Here is an example of a Data API request payload that interfaces with the Cereals dataset that ships as a sample within most Arcadia Enterprise installations.

{ 
        "version":1,
        "type":"SQL",
        "limit":100,
        "dimensions":
          [{
             "type":"SIMPLE",
             "expr":"[manufacturer] as 'manufacturer'", 
             "order": {"asc":False, "pri":1
          }],        
        "aggregates":
          [{
             "expr":["avg([fat_grams]) as 'avg(fat_grams)'", 
             "expr":["sum(1) as 'Record Count'"
          }],
        "filters":
           [
             ["[cold_or_hot] in ('C')"]
           ],
        "having":
           [
            ["[avg([fat_grams]) < 5"]
           ],
        "dataset_id":11

Data API Response Payload

After a successful data request payload, the system returns an HTTP response of type text/json.

This article includes the following sections:

Syntax of a Response Payload

The Data API has a consistent pattern for an output payload, with the following basic access syntax:

{
  "info": [
    "Query:SELECT query
  ], 
  "coltypes": [
    "type_of_single_column", 
    "BIGINT"
  ], 

  "colnames":[
    "column_name_1",  
    "column_name_2",
    "column_name_n"
  ], 
  
  "rows": [
    [
     "row_information_1",
     "row_information_2",
     "row_information_n"
    ]  
  ]
}

Parameters of a Response Payload

The response payload parameters are defined as follows:

info
String of the raw SQL query that is executed.
coltypes
Array of strings, where each string specifies the type of a single column returned by the data request.
colnames
Array of strings, where each string specifies the name of a single column returned by the data request.

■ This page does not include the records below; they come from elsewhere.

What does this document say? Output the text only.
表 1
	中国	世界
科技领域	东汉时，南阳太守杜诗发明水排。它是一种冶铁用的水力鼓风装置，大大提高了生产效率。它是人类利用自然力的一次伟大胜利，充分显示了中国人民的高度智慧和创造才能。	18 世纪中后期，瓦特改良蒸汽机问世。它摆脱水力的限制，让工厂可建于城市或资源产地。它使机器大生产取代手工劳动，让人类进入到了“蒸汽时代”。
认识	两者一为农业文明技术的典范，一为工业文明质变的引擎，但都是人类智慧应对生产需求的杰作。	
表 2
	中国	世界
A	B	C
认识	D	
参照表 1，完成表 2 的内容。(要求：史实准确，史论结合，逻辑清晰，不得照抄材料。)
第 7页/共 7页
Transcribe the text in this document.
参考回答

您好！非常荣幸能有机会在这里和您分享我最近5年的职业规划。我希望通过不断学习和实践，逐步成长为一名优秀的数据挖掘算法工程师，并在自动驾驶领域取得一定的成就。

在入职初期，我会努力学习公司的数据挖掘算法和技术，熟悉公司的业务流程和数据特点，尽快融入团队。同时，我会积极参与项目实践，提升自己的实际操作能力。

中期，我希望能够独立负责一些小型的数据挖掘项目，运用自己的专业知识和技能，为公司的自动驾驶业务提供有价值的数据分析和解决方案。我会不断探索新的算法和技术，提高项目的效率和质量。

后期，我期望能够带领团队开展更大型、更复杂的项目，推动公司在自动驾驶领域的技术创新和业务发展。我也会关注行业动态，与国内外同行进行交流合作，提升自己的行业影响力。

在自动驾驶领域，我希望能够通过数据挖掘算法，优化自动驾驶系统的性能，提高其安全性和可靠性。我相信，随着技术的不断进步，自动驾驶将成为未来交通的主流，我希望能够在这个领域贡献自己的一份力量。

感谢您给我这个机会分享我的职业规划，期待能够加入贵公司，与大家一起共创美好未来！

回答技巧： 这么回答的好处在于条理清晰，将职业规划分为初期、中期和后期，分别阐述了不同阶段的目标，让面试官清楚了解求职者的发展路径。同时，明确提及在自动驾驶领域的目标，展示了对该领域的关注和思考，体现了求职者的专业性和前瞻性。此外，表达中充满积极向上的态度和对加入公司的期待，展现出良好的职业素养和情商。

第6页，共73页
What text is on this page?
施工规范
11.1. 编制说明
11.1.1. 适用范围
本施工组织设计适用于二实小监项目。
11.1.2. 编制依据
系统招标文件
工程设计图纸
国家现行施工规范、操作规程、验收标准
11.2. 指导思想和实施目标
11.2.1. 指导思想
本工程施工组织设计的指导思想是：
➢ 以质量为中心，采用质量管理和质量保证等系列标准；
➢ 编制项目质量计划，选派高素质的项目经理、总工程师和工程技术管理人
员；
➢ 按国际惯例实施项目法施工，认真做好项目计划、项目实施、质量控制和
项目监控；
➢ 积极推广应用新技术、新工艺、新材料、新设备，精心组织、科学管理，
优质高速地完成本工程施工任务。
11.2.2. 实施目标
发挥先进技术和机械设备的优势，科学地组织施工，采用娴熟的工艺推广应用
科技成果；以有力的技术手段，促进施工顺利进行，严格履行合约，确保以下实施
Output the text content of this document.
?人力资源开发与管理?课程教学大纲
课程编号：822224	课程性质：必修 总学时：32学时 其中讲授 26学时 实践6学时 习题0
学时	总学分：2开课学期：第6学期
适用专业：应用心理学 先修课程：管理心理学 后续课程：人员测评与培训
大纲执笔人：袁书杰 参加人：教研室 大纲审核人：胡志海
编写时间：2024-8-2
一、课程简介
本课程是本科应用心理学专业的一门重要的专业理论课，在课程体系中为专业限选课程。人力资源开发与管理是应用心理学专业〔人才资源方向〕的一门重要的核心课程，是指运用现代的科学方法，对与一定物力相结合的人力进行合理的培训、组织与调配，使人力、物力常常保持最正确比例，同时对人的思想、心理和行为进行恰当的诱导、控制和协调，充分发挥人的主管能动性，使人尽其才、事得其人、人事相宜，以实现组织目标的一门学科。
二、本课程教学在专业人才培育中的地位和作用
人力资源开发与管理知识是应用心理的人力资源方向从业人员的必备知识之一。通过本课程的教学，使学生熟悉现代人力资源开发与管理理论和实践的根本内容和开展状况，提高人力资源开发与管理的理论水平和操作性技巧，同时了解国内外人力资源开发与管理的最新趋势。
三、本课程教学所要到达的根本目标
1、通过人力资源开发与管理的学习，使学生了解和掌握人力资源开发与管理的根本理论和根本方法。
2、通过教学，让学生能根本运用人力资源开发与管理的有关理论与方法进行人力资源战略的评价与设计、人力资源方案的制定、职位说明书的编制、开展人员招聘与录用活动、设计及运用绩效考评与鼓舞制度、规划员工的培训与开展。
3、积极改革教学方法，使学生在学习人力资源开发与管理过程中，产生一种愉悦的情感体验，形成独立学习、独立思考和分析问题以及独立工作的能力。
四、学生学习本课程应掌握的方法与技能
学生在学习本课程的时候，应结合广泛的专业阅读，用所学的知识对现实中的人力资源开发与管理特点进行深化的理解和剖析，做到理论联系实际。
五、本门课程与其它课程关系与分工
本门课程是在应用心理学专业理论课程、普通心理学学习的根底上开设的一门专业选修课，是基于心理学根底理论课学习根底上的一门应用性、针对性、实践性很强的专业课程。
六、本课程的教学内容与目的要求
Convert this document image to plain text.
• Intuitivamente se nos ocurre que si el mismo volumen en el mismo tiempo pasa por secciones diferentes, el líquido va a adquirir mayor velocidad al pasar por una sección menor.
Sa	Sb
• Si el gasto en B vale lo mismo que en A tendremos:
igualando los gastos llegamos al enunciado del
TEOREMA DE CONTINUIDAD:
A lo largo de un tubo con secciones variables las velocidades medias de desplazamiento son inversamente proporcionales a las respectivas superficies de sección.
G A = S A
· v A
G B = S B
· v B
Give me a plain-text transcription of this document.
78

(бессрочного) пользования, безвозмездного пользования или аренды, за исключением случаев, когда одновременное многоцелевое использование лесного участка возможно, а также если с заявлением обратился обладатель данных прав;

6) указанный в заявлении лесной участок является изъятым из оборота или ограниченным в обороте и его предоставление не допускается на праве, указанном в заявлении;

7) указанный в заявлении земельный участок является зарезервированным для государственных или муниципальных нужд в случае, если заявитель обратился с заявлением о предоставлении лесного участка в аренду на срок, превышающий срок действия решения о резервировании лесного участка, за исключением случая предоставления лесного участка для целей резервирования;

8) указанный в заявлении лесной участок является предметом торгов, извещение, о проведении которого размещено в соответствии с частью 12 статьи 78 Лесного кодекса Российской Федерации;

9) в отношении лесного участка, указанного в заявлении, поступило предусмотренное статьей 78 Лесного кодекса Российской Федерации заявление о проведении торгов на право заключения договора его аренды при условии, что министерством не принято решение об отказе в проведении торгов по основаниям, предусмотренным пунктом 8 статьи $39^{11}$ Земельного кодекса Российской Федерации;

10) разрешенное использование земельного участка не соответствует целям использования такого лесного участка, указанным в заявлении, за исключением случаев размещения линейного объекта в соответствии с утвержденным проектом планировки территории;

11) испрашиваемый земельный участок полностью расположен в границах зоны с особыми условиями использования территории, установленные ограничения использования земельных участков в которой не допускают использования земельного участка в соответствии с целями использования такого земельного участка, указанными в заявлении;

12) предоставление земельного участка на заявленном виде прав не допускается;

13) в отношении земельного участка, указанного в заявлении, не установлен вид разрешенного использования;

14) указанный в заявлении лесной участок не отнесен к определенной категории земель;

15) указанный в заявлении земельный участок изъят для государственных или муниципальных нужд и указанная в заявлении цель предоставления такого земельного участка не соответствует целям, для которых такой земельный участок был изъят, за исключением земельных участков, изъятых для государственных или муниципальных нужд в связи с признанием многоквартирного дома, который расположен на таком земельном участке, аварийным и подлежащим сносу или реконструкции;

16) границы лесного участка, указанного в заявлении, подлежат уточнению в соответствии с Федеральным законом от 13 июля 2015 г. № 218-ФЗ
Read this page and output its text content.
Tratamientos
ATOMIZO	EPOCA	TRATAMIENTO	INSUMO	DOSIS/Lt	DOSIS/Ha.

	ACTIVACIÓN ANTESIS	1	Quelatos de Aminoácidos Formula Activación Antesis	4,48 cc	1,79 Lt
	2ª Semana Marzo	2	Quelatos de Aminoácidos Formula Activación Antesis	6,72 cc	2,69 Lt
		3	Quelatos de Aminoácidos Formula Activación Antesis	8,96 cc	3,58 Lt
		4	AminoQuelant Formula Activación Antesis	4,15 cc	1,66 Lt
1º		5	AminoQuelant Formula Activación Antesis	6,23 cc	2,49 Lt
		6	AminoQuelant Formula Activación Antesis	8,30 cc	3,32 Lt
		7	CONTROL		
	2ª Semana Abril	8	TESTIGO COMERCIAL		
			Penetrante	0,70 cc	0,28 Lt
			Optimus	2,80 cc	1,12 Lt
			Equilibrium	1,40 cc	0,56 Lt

This contains the alias for the columns as specified in the initial request.
rows
Array of arrays, where each inner array represents a single row of information returned by the data request.

Example of a Response Payload

Here is an example of a Data API response payload:

{
  "info": [
    "Query:SELECT TA_0.`manufacturer` as `manufacturer`, sum(1) as `Record Count`\n  
       FROM `main`.`cereals`  TA_0\n  WHERE TA_0.`cold_or_hot` in ('C')\n  GROUP BY 1\n  LIMIT 100"
  ], 
  "coltypes": [
    "STRING", 
    "BIGINT"
  ], 
  "colnames": [
    "manufacturer", 
    "Record Count"
  ], 
  "rows": [
    [
      "General Mills", 
      22
    ], 
    [
      "Kelloggs", 
      23
    ]
  ]
}

Accessing Data API Request Payload

To avoid creating Data API requests from scratch, Arcadia Enterprise provides access to details of the data-requests.

This task is optional.

To access details of Arcadia visual Data API requests, follow these steps:

Add the following settings in the configuration file of the Arcadia Web Server:
- ENABLE_DSREQ_PERF_DISPLAY = True
- COMPRESS_DSREQ = True
Restart ArcViz service.
Open an existing dashboard. We selected Cereals.
Use the keyboard shortcut Shift + Control + G to open the Performance Profile interface.
Hover over a line that represents a visual ID (we selected 377), and view the duration, type, and details of the query performed on that visual. This query uses the same API and includes the details of the data requests. You can use this dataset request as the payload for your Data API call.

For more information on accessing the Performance Profile interface, see Monitoring Dashboard Performance Profile.